Team:UI-Indonesia/Basic Part

Parts

Enhanced green fluorescent protein (EGFP) coding sequence (human-optimized)

BBa_K2050420

TThe green fluorescent protein (GFP) is a protein originally obtained from the jellyfish Aequorea victoria that emits green fluorescence upon exposure to light in the blue to ultraviolet range and is typically used in molecular biology and genetics as a reporter. The enhanced GFP (or EGFP) was developed to allow for its practical usage in mammalian cells. Under our lab-developed promoter, MAX promoter, we have succesfully validated our part BBa_K2050420 EGFP. We tested this on E. coli TOP-10 within 18 hours of incubation in 37 degree celcius incubation. The same plasmid which carried different insert was used as a control.

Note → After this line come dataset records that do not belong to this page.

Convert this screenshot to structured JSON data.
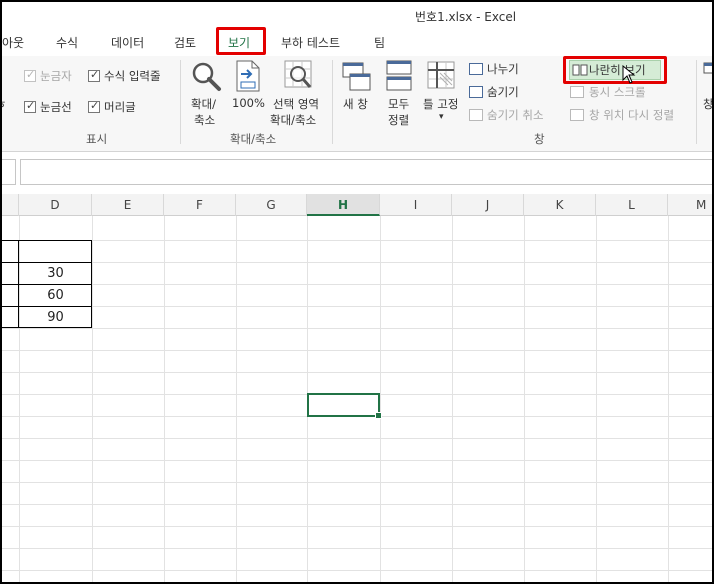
{
  "window": {
    "title": "번호1.xlsx - Excel"
  },
  "tabs": [
    {
      "label": "아웃"
    },
    {
      "label": "수식"
    },
    {
      "label": "데이터"
    },
    {
      "label": "검토"
    },
    {
      "label": "보기",
      "active": true
    },
    {
      "label": "부하 테스트"
    },
    {
      "label": "팀"
    }
  ],
  "ribbon": {
    "show_group": {
      "label": "표시",
      "items": [
        {
          "label": "눈금자",
          "checked": true,
          "disabled": true
        },
        {
          "label": "수식 입력줄",
          "checked": true,
          "disabled": false
        },
        {
          "label": "눈금선",
          "checked": true,
          "disabled": false
        },
        {
          "label": "머리글",
          "checked": true,
          "disabled": false
        }
      ]
    },
    "zoom_group": {
      "label": "확대/축소",
      "zoom": {
        "label_line1": "확대/",
        "label_line2": "축소",
        "icon": "magnifier-icon"
      },
      "zoom100": {
        "label": "100%",
        "icon": "zoom-100-icon"
      },
      "zoom_selection": {
        "label_line1": "선택 영역",
        "label_line2": "확대/축소",
        "icon": "zoom-selection-icon"
      }
    },
    "window_group": {
      "label": "창",
      "new_window": {
        "label": "새 창",
        "icon": "new-window-icon"
      },
      "arrange_all": {
        "label_line1": "모두",
        "label_line2": "정렬",
        "icon": "arrange-all-icon"
      },
      "freeze_panes": {
        "label": "틀 고정",
        "icon": "freeze-panes-icon",
        "dropdown": "▾"
      },
      "split": {
        "label": "나누기"
      },
      "hide": {
        "label": "숨기기"
      },
      "unhide": {
        "label": "숨기기 취소",
        "disabled": true
      },
      "view_side_by_side": {
        "label": "나란히 보기"
      },
      "sync_scroll": {
        "label": "동시 스크롤",
        "disabled": true
      },
      "reset_position": {
        "label": "창 위치 다시 정렬",
        "disabled": true
      },
      "switch_windows_partial": {
        "label": "창"
      }
    }
  },
  "sheet": {
    "columns": [
      "D",
      "E",
      "F",
      "G",
      "H",
      "I",
      "J",
      "K",
      "L",
      "M"
    ],
    "selected_column": "H",
    "cells_D": [
      "",
      "30",
      "60",
      "90"
    ],
    "accent_color": "#217346",
    "highlight_color": "#e30000"
  }
}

Figure 1. Eschericia coli containing MAX promoter coupled with Bba_K2050420 on UV light exposure

This EGFP which was optimized for mammalian cells expression was unable to be characterized in mammalian cells because there was a problem in assembling our plasmid from the g-blocks. Nevertheless, we are assured that this EGFP should work well in mammalian cells because the MAX promoter was an optimized mammalian promoter which should work well in mammalian cell.

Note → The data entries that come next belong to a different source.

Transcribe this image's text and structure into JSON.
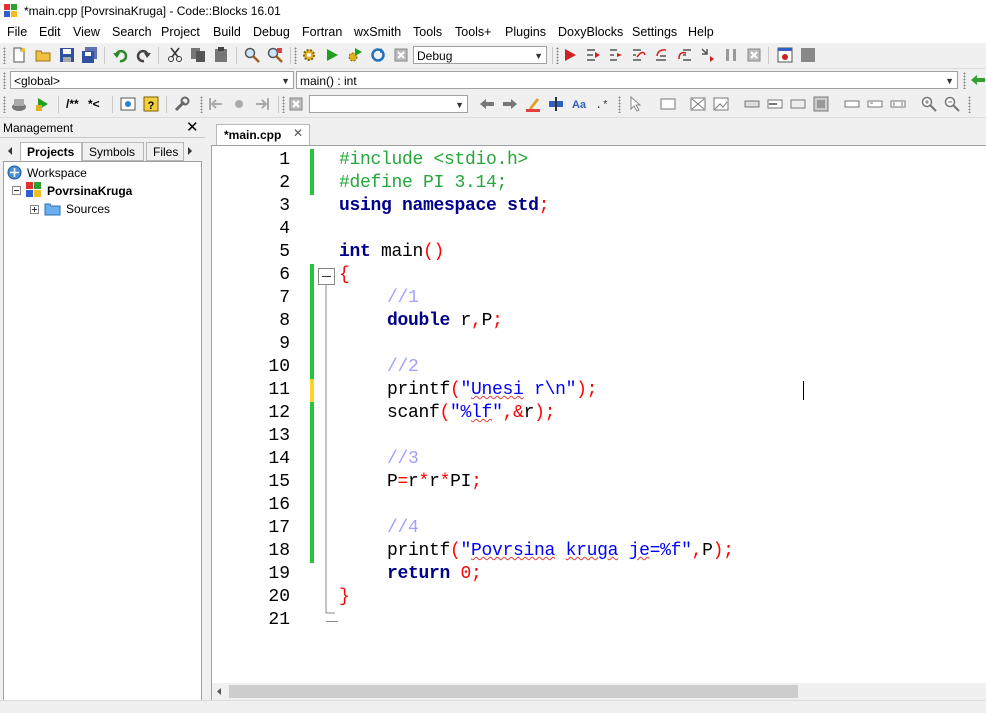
{
  "window": {
    "title": "*main.cpp [PovrsinaKruga] - Code::Blocks 16.01"
  },
  "menu": [
    "File",
    "Edit",
    "View",
    "Search",
    "Project",
    "Build",
    "Debug",
    "Fortran",
    "wxSmith",
    "Tools",
    "Tools+",
    "Plugins",
    "DoxyBlocks",
    "Settings",
    "Help"
  ],
  "toolbar": {
    "build_target": "Debug"
  },
  "codebar": {
    "scope": "<global>",
    "function": "main() : int"
  },
  "doxybar": {
    "comment_block": "/**",
    "comment_line": "*<",
    "search_value": ""
  },
  "management": {
    "title": "Management",
    "tabs": [
      "Projects",
      "Symbols",
      "Files"
    ],
    "tree": {
      "workspace": "Workspace",
      "project": "PovrsinaKruga",
      "folder": "Sources"
    }
  },
  "editor": {
    "tab_label": "*main.cpp",
    "line_numbers": [
      "1",
      "2",
      "3",
      "4",
      "5",
      "6",
      "7",
      "8",
      "9",
      "10",
      "11",
      "12",
      "13",
      "14",
      "15",
      "16",
      "17",
      "18",
      "19",
      "20",
      "21"
    ],
    "lines": {
      "l1": "#include <stdio.h>",
      "l2": "#define PI 3.14;",
      "l3a": "using",
      "l3b": "namespace",
      "l3c": "std",
      "l3d": ";",
      "l5a": "int",
      "l5b": "main",
      "l5c": "()",
      "l6": "{",
      "l7": "//1",
      "l8a": "double",
      "l8b": "r",
      "l8c": ",",
      "l8d": "P",
      "l8e": ";",
      "l10": "//2",
      "l11a": "printf",
      "l11b": "(",
      "l11c": "\"",
      "l11d": "Unesi",
      "l11e": " r\\n\"",
      "l11f": ");",
      "l12a": "scanf",
      "l12b": "(",
      "l12c": "\"%",
      "l12d": "lf",
      "l12e": "\"",
      "l12f": ",&",
      "l12g": "r",
      "l12h": ");",
      "l14": "//3",
      "l15a": "P",
      "l15b": "=",
      "l15c": "r",
      "l15d": "*",
      "l15e": "r",
      "l15f": "*",
      "l15g": "PI",
      "l15h": ";",
      "l17": "//4",
      "l18a": "printf",
      "l18b": "(",
      "l18c": "\"",
      "l18d": "Povrsina",
      "l18e": " ",
      "l18f": "kruga",
      "l18g": " ",
      "l18h": "je",
      "l18i": "=%f\"",
      "l18j": ",",
      "l18k": "P",
      "l18l": ");",
      "l19a": "return",
      "l19b": " ",
      "l19c": "0",
      "l19d": ";",
      "l20": "}"
    }
  },
  "colors": {
    "preprocessor": "#26a63a",
    "keyword": "#00008b",
    "comment": "#a0a0ff",
    "string": "#0000ff",
    "operator": "#ff0000",
    "change_bar": "#27c43b",
    "unsaved_bar": "#ffd42a"
  }
}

Thosea Asigna Virus 2A peptide linker (T2A)

BBa_K2050421

2A peptide is a self-cleaving peptide linker. The sequence encoding the 2A peptide is typically included between the coding sequences of two proteins without stop codons to co-express the two proteins in a single vector. The two coding sequences will be transcribed onto one mRNA molecule along with the coding sequence for the 2A peptide. During translation, however, the peptide will cleave the peptide bond between the glycine and the proline residue on its C-terminus. The result is two different polypeptide chains.

The coding sequence for 2A peptide is far shorter than that of an IRES, making it preferable in constructing a multicistronic vector. The consequence of using the 2A peptide linker, however, is that the upstream protein will have additional residues from the 2A peptide on its C-terminus and the downstream protein will start with a proline

Mouse H1 promoter (RNA Polymerase III promoter)

BBa_K2050422

RNA polymerase III is responsible for transcribing small RNA molecules including the 5S rRNA and tRNAs. RNA polymerase III promoters, including the H1 promoter, is useful in creating synthetic functional RNA-encoding genes. RNA polymerase III promoters are considerably smaller than RNA polymerase II promoters and initiates expression at ten times the rate RNA polymerase II promoters do. Examples on using functional RNA genes include miRNA expression, guide RNA expression for CRISPR technology, and immunostimulatory RNA (isRNA) expression, the latter used in many projects (including ours) on vaccination.

The use of RNA molecules as a vaccine adjuvant hinges on the interaction of those RNA molecules with the retinoic acid-inducible gene 1 (RIG-1) receptor, which is a pathogen-associated molecular pattern recognition receptor specialized in detecting non-self RNA molecules and triggering the innate immunity upon recognizing such molecules. The presence of 5'-PPP on these molecules distinguish them from self RNA molecules, in which the 5'-PPP is usually moved or masked. Because RNA polymerase III transcription does not initiate 5-capping like RNA polymerase II transcription does, the use of RNA polymerase III promoters have this as an additional advantage for isRNA expression. The use of a mouse H1 promoter instead of that of human is preferable for human applications as it limits the probability for homologous recombination with the human genome.

tRNA(Val) and linker

BBa_K2050423

The tRNA(Val) and linker can be used to facilitate the export of a functional non-coding RNA into the cytosol (using the inherent tRNA export mechanism).

Adenoviral VA1 RNA gene

BBa_K2050424

The VA1 RNA gene is an RNA polymerase III-driven gene that encodes the viral RNA VA1. By its nature, the RNA molecule facilitates infection by inhibiting the protein kinase R response, which is activated in infected cells and acts to globally suppress gene expression to inhibit viral replication. Co-expressing the VA1 RNA gene with a desired non-coding RNA gene allows for the expression of the desired RNA molecule, which would generally trigger PKR response, without sacrificing RNA polymerase II transcription.

Figure 2. Agarose gel electrophoresis on 1,3% agarose, 100V/37 minutes.

Our parts were working as expected by showing on agarose gel electrophoresis, except for BBa_K2050421 (Peptide 2A Linker). Because of this reasons, we cancelled sending this parts to the igem HQ.